Part of the QCArchive team went to SciPy this year to find out about the latest scientific and data analysis python projects. SciPy brings together hundreds of members of the scientific python community from academia, government, and industry partners; you can find more details here. Attending SciPy for us is a fantastic opportunity to interact with leaders in the field and to find out where the SciPy ecosystem is evolving over the next year.
First and foremost, I gave a talk with MolSSI Associate Lori Burns, a research software engineer at Georgia Tech, who is working with us on the QCArchive project. This talk covers how QCArchive is making the quantum chemistry ecosystem more composable by breaking down common operations into building blocks and exploring ways to interact with the SciPy ecosystem. We also briefly covered some of the capabilities of the QCArchive ecosystem.
It was fantastic to see friends that are part of many academic groups, communities, and companies such as the MOSDEF initiative, Glotzer Group, Cummings Group, Relay Therapeutics, IBM-Q, Exxon, Numat Technologies, NAMD, Psi4, MDAnalysis, Conda-Forge, Intel, Plotly, URSSI, and more! We believe the presence of these groups highlights the importance of the Scientific Python ecosystem in computational molecular science. A few open-source highlights from the above groups:
- MOSDEF-Hub - MD Workflows, atom types, and molecule builders.

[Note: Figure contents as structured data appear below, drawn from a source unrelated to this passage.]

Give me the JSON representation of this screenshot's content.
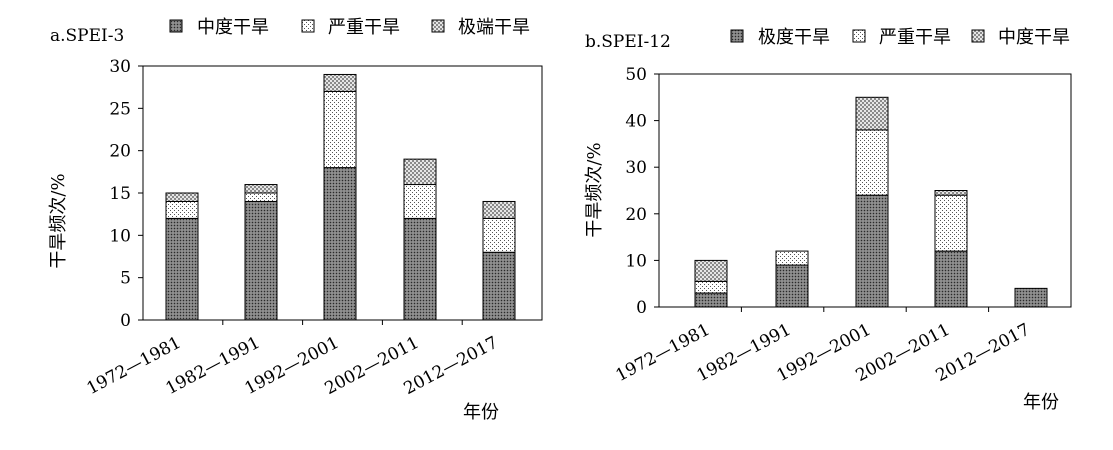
{
  "chart_data": [
    {
      "type": "bar",
      "stacked": true,
      "title": "a.SPEI-3",
      "xlabel": "年份",
      "ylabel": "干旱频次/%",
      "ylim": [
        0,
        30
      ],
      "yticks": [
        0,
        5,
        10,
        15,
        20,
        25,
        30
      ],
      "grid": false,
      "legend_position": "top",
      "categories": [
        "1972—1981",
        "1982—1991",
        "1992—2001",
        "2002—2011",
        "2012—2017"
      ],
      "series": [
        {
          "name": "中度干旱",
          "pattern": "dark-dots",
          "values": [
            12,
            14,
            18,
            12,
            8
          ]
        },
        {
          "name": "严重干旱",
          "pattern": "light-dots",
          "values": [
            2,
            1,
            9,
            4,
            4
          ]
        },
        {
          "name": "极端干旱",
          "pattern": "checker",
          "values": [
            1,
            1,
            2,
            3,
            2
          ]
        }
      ]
    },
    {
      "type": "bar",
      "stacked": true,
      "title": "b.SPEI-12",
      "xlabel": "年份",
      "ylabel": "干旱频次/%",
      "ylim": [
        0,
        50
      ],
      "yticks": [
        0,
        10,
        20,
        30,
        40,
        50
      ],
      "grid": false,
      "legend_position": "top",
      "categories": [
        "1972—1981",
        "1982—1991",
        "1992—2001",
        "2002—2011",
        "2012—2017"
      ],
      "series": [
        {
          "name": "极度干旱",
          "pattern": "dark-dots",
          "values": [
            3,
            9,
            24,
            12,
            4
          ]
        },
        {
          "name": "严重干旱",
          "pattern": "light-dots",
          "values": [
            2.5,
            3,
            14,
            12,
            0
          ]
        },
        {
          "name": "中度干旱",
          "pattern": "checker",
          "values": [
            4.5,
            0,
            7,
            1,
            0
          ]
        }
      ]
    }
  ]
}
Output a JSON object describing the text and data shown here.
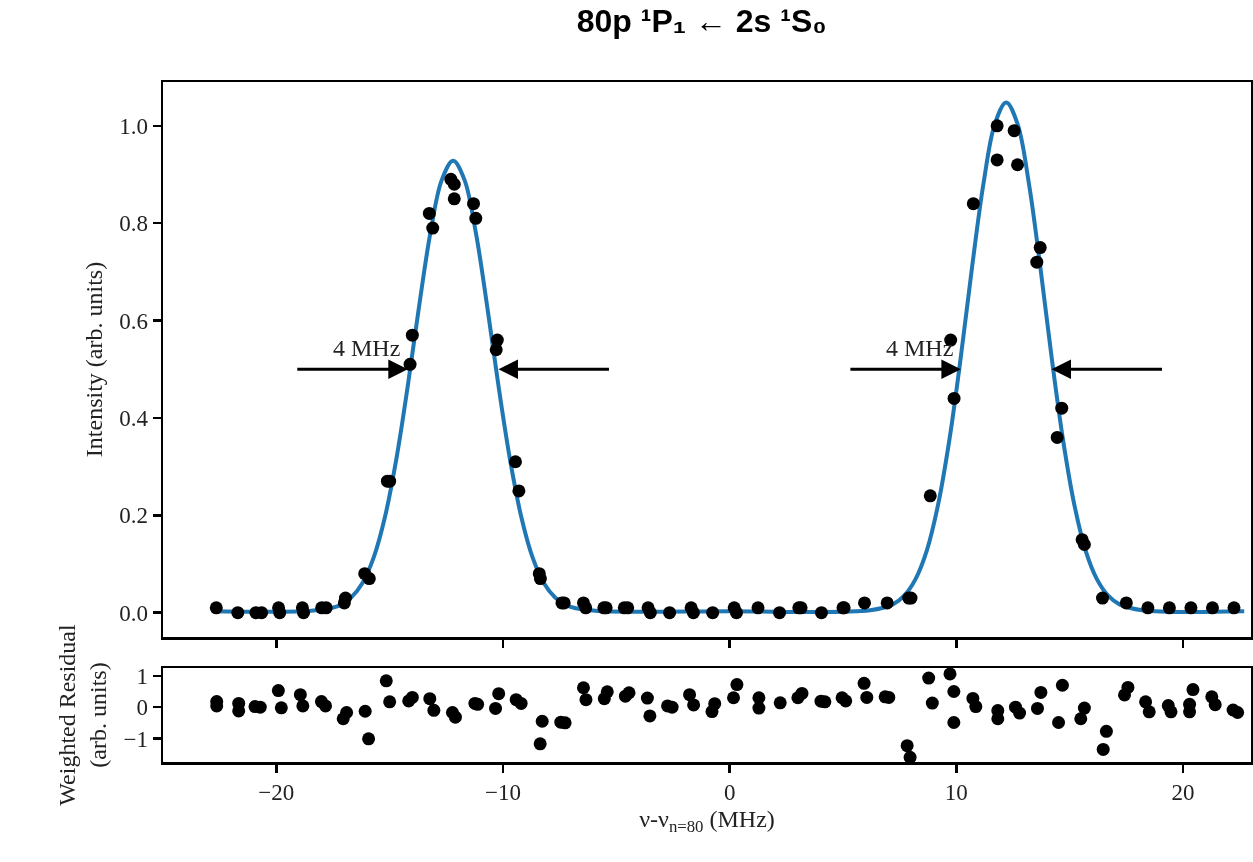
{
  "chart_data": [
    {
      "type": "scatter",
      "title": "80p ¹P₁ ← 2s ¹S₀",
      "ylabel": "Intensity (arb. units)",
      "xlim": [
        -25,
        23
      ],
      "xticks": [
        {
          "value": -20,
          "label": null
        },
        {
          "value": -10,
          "label": null
        },
        {
          "value": 0,
          "label": null
        },
        {
          "value": 10,
          "label": null
        },
        {
          "value": 20,
          "label": null
        }
      ],
      "ylim": [
        -0.05,
        1.09
      ],
      "yticks": [
        {
          "value": 0,
          "label": "0.0"
        },
        {
          "value": 0.2,
          "label": "0.2"
        },
        {
          "value": 0.4,
          "label": "0.4"
        },
        {
          "value": 0.6,
          "label": "0.6"
        },
        {
          "value": 0.8,
          "label": "0.8"
        },
        {
          "value": 1,
          "label": "1.0"
        }
      ],
      "tick_labels": "y",
      "grid": false,
      "annotations": [
        {
          "text": "4 MHz",
          "x": -14.2,
          "y": 0.5
        },
        {
          "text": "4 MHz",
          "x": 10.2,
          "y": 0.5
        }
      ],
      "series": [
        {
          "marker": "circle",
          "color": "#000000",
          "x": [
            -22.65,
            -21.7,
            -20.9,
            -20.65,
            -19.9,
            -19.85,
            -18.85,
            -18.8,
            -18.0,
            -17.8,
            -17.0,
            -16.95,
            -16.1,
            -15.9,
            -15.1,
            -15.0,
            -14.1,
            -14.0,
            -13.25,
            -13.1,
            -12.3,
            -12.15,
            -12.15,
            -11.3,
            -11.2,
            -10.3,
            -10.25,
            -9.45,
            -9.3,
            -8.4,
            -8.35,
            -7.4,
            -7.3,
            -6.45,
            -6.35,
            -5.55,
            -5.45,
            -4.65,
            -4.5,
            -3.6,
            -3.5,
            -2.65,
            -1.7,
            -1.6,
            -0.75,
            0.2,
            0.3,
            1.25,
            2.2,
            3.05,
            3.15,
            4.05,
            5.0,
            5.05,
            5.95,
            6.95,
            7.9,
            8.0,
            8.85,
            9.75,
            9.9,
            10.75,
            11.8,
            11.8,
            12.55,
            12.7,
            13.55,
            13.7,
            14.45,
            14.65,
            15.55,
            15.65,
            16.45,
            17.5,
            18.45,
            19.4,
            20.35,
            21.3,
            22.25
          ],
          "values": [
            0.01,
            0.0,
            0.0,
            0.0,
            0.01,
            0.0,
            0.01,
            0.0,
            0.01,
            0.01,
            0.02,
            0.03,
            0.08,
            0.07,
            0.27,
            0.27,
            0.51,
            0.57,
            0.82,
            0.79,
            0.89,
            0.88,
            0.85,
            0.84,
            0.81,
            0.54,
            0.56,
            0.31,
            0.25,
            0.08,
            0.07,
            0.02,
            0.02,
            0.02,
            0.01,
            0.01,
            0.01,
            0.01,
            0.01,
            0.01,
            0.0,
            0.0,
            0.01,
            0.0,
            0.0,
            0.01,
            0.0,
            0.01,
            0.0,
            0.01,
            0.01,
            0.0,
            0.01,
            0.01,
            0.02,
            0.02,
            0.03,
            0.03,
            0.24,
            0.56,
            0.44,
            0.84,
            1.0,
            0.93,
            0.99,
            0.92,
            0.72,
            0.75,
            0.36,
            0.42,
            0.15,
            0.14,
            0.03,
            0.02,
            0.01,
            0.01,
            0.01,
            0.01,
            0.01
          ]
        },
        {
          "type": "line",
          "color": "#1f77b4",
          "x": [
            -22.7,
            -18.2,
            -17.2,
            -16.7,
            -16.2,
            -15.7,
            -15.2,
            -14.7,
            -14.2,
            -13.7,
            -13.2,
            -12.7,
            -12.2,
            -11.7,
            -11.2,
            -10.7,
            -10.2,
            -9.7,
            -9.2,
            -8.7,
            -8.2,
            -7.7,
            -7.2,
            -6.2,
            0,
            6.2,
            7.2,
            7.7,
            8.2,
            8.7,
            9.2,
            9.7,
            10.2,
            10.7,
            11.2,
            11.7,
            12.2,
            12.7,
            13.2,
            13.7,
            14.2,
            14.7,
            15.2,
            15.7,
            16.2,
            16.7,
            17.2,
            18.2,
            22.7
          ],
          "values": [
            0.003,
            0.005,
            0.015,
            0.031,
            0.061,
            0.114,
            0.198,
            0.317,
            0.466,
            0.63,
            0.781,
            0.889,
            0.928,
            0.889,
            0.781,
            0.63,
            0.466,
            0.317,
            0.198,
            0.114,
            0.061,
            0.031,
            0.015,
            0.005,
            0.003,
            0.005,
            0.017,
            0.035,
            0.069,
            0.128,
            0.223,
            0.357,
            0.526,
            0.712,
            0.882,
            1.004,
            1.048,
            1.004,
            0.882,
            0.712,
            0.526,
            0.357,
            0.223,
            0.128,
            0.069,
            0.035,
            0.017,
            0.005,
            0.003
          ]
        }
      ]
    },
    {
      "type": "scatter",
      "xlabel": "ν-ν$_{n=80}$ (MHz)",
      "ylabel": "Weighted Residual\n(arb. units)",
      "xlim": [
        -25,
        23
      ],
      "xticks": [
        {
          "value": -20,
          "label": "−20"
        },
        {
          "value": -10,
          "label": "−10"
        },
        0,
        10,
        20
      ],
      "ylim": [
        -1.75,
        1.25
      ],
      "yticks": [
        {
          "value": -1,
          "label": "−1"
        },
        0,
        1
      ],
      "grid": false,
      "marker": "circle",
      "series": [
        {
          "color": "#000000",
          "x": [
            -22.63,
            -22.63,
            -21.66,
            -21.66,
            -20.94,
            -20.71,
            -19.91,
            -19.78,
            -18.94,
            -18.83,
            -18.01,
            -17.83,
            -17.05,
            -16.9,
            -16.08,
            -15.93,
            -15.15,
            -15.0,
            -14.16,
            -14.0,
            -13.23,
            -13.05,
            -12.23,
            -12.1,
            -11.24,
            -11.12,
            -10.19,
            -10.33,
            -9.42,
            -9.2,
            -8.27,
            -8.36,
            -7.45,
            -7.26,
            -6.45,
            -6.34,
            -5.4,
            -5.53,
            -4.44,
            -4.6,
            -3.63,
            -3.52,
            -2.74,
            -2.54,
            -1.77,
            -1.59,
            -0.66,
            -0.78,
            0.32,
            0.17,
            1.29,
            1.29,
            2.23,
            3.01,
            3.19,
            4.03,
            4.2,
            4.96,
            5.12,
            5.93,
            6.05,
            6.86,
            7.02,
            7.83,
            7.96,
            8.78,
            8.94,
            9.72,
            9.89,
            9.89,
            10.73,
            10.86,
            11.83,
            11.83,
            12.61,
            12.79,
            13.73,
            13.58,
            14.68,
            14.51,
            15.65,
            15.49,
            16.62,
            16.48,
            17.57,
            17.42,
            18.35,
            18.51,
            19.35,
            19.47,
            20.44,
            20.29,
            20.29,
            21.27,
            21.42,
            22.21,
            22.41
          ],
          "values": [
            0.18,
            0.04,
            0.12,
            -0.12,
            0.02,
            0.0,
            0.53,
            -0.02,
            0.4,
            0.04,
            0.18,
            0.04,
            -0.37,
            -0.17,
            -0.13,
            -1.01,
            0.84,
            0.17,
            0.2,
            0.31,
            0.27,
            -0.1,
            -0.17,
            -0.32,
            0.12,
            0.09,
            0.43,
            -0.04,
            0.24,
            0.12,
            -0.45,
            -1.17,
            -0.48,
            -0.5,
            0.62,
            0.24,
            0.49,
            0.27,
            0.46,
            0.35,
            0.29,
            -0.28,
            0.04,
            0.0,
            0.4,
            0.07,
            0.11,
            -0.14,
            0.72,
            0.3,
            0.3,
            -0.03,
            0.14,
            0.3,
            0.44,
            0.19,
            0.17,
            0.3,
            0.2,
            0.76,
            0.31,
            0.33,
            0.31,
            -1.23,
            -1.6,
            0.93,
            0.13,
            1.06,
            0.5,
            -0.49,
            0.28,
            0.02,
            -0.11,
            -0.37,
            0.0,
            -0.19,
            0.47,
            -0.04,
            0.7,
            -0.49,
            -0.03,
            -0.37,
            -0.77,
            -1.35,
            0.63,
            0.39,
            0.17,
            -0.15,
            0.05,
            -0.15,
            0.56,
            0.09,
            -0.15,
            0.33,
            0.08,
            -0.09,
            -0.17
          ]
        }
      ]
    }
  ]
}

- Freud - Mesoscale particle trajectory analysis tools.
If you could not attend SciPy you can check out all of the presentations on YouTube! See the full list here. Check out a few presentations that we particularly enjoyed:
- Freud - Analysis of nanoscale simulation data, partially written by Bradley Dice, one of our software fellows.
- Jupyter Keynote - Future directions of Jupyter.

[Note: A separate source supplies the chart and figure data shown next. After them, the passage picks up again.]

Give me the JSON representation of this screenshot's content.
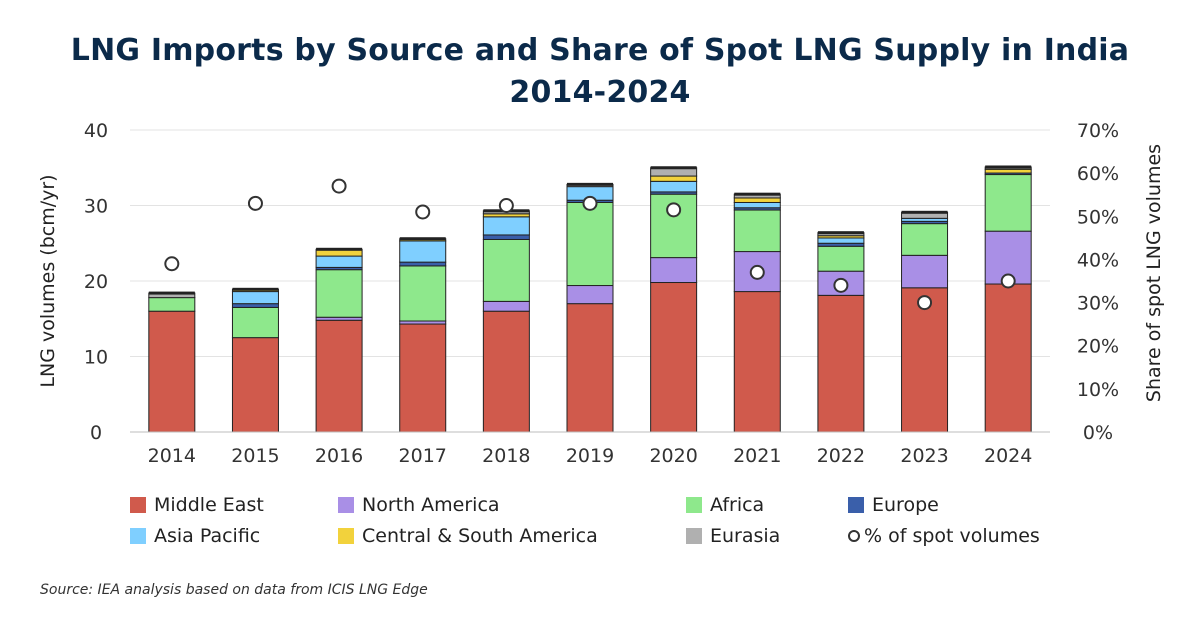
{
  "title_line1": "LNG Imports by Source and Share of Spot LNG Supply in India",
  "title_line2": "2014-2024",
  "source": "Source: IEA analysis based on data from ICIS LNG Edge",
  "chart_data": {
    "type": "bar",
    "stacked": true,
    "categories": [
      "2014",
      "2015",
      "2016",
      "2017",
      "2018",
      "2019",
      "2020",
      "2021",
      "2022",
      "2023",
      "2024"
    ],
    "ylabel_left": "LNG volumes (bcm/yr)",
    "ylabel_right": "Share of spot LNG volumes",
    "ylim_left": [
      0,
      40
    ],
    "yticks_left": [
      "0",
      "10",
      "20",
      "30",
      "40"
    ],
    "ylim_right": [
      0,
      70
    ],
    "yticks_right": [
      "0%",
      "10%",
      "20%",
      "30%",
      "40%",
      "50%",
      "60%",
      "70%"
    ],
    "grid": true,
    "legend_position": "bottom",
    "series": [
      {
        "name": "Middle East",
        "color": "#d05a4c",
        "values": [
          16,
          12.5,
          14.8,
          14.3,
          16,
          17,
          19.8,
          18.6,
          18.1,
          19.1,
          19.6
        ]
      },
      {
        "name": "North America",
        "color": "#a98fe6",
        "values": [
          0,
          0,
          0.4,
          0.4,
          1.3,
          2.4,
          3.3,
          5.3,
          3.2,
          4.3,
          7
        ]
      },
      {
        "name": "Africa",
        "color": "#8ee88c",
        "values": [
          1.8,
          4,
          6.3,
          7.3,
          8.2,
          11,
          8.4,
          5.5,
          3.3,
          4.2,
          7.5
        ]
      },
      {
        "name": "Europe",
        "color": "#3a5faa",
        "values": [
          0,
          0.5,
          0.3,
          0.5,
          0.6,
          0.3,
          0.3,
          0.3,
          0.4,
          0.3,
          0.2
        ]
      },
      {
        "name": "Asia Pacific",
        "color": "#7fcfff",
        "values": [
          0,
          1.6,
          1.5,
          2.8,
          2.4,
          1.8,
          1.4,
          0.7,
          0.7,
          0.4,
          0
        ]
      },
      {
        "name": "Central & South America",
        "color": "#f2d23c",
        "values": [
          0,
          0.3,
          0.9,
          0.3,
          0.4,
          0,
          0.7,
          0.6,
          0.3,
          0,
          0.5
        ]
      },
      {
        "name": "Eurasia",
        "color": "#b0b0b0",
        "values": [
          0.6,
          0,
          0,
          0,
          0.4,
          0.3,
          1.1,
          0.5,
          0.4,
          0.8,
          0.3
        ]
      }
    ],
    "spot_series": {
      "name": "% of spot volumes",
      "values": [
        39,
        53,
        57,
        51,
        52.5,
        53,
        51.5,
        37,
        34,
        30,
        35
      ]
    }
  }
}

- Refactoring the SciPy Ecosystem for Heterogeneous Computing - An overview of moving the SciPy stack to GPU computing.
- Bayesian Statistics Tutorial - Introduction to Bayesian Statistics.
- Vaex - Ultra-fast out-of-memory Pandas DataFrames
- RAPIDS - Data science pipelines on GPU’s.
- Voila - From Jupyter notebooks to standalone web applications and dashboards.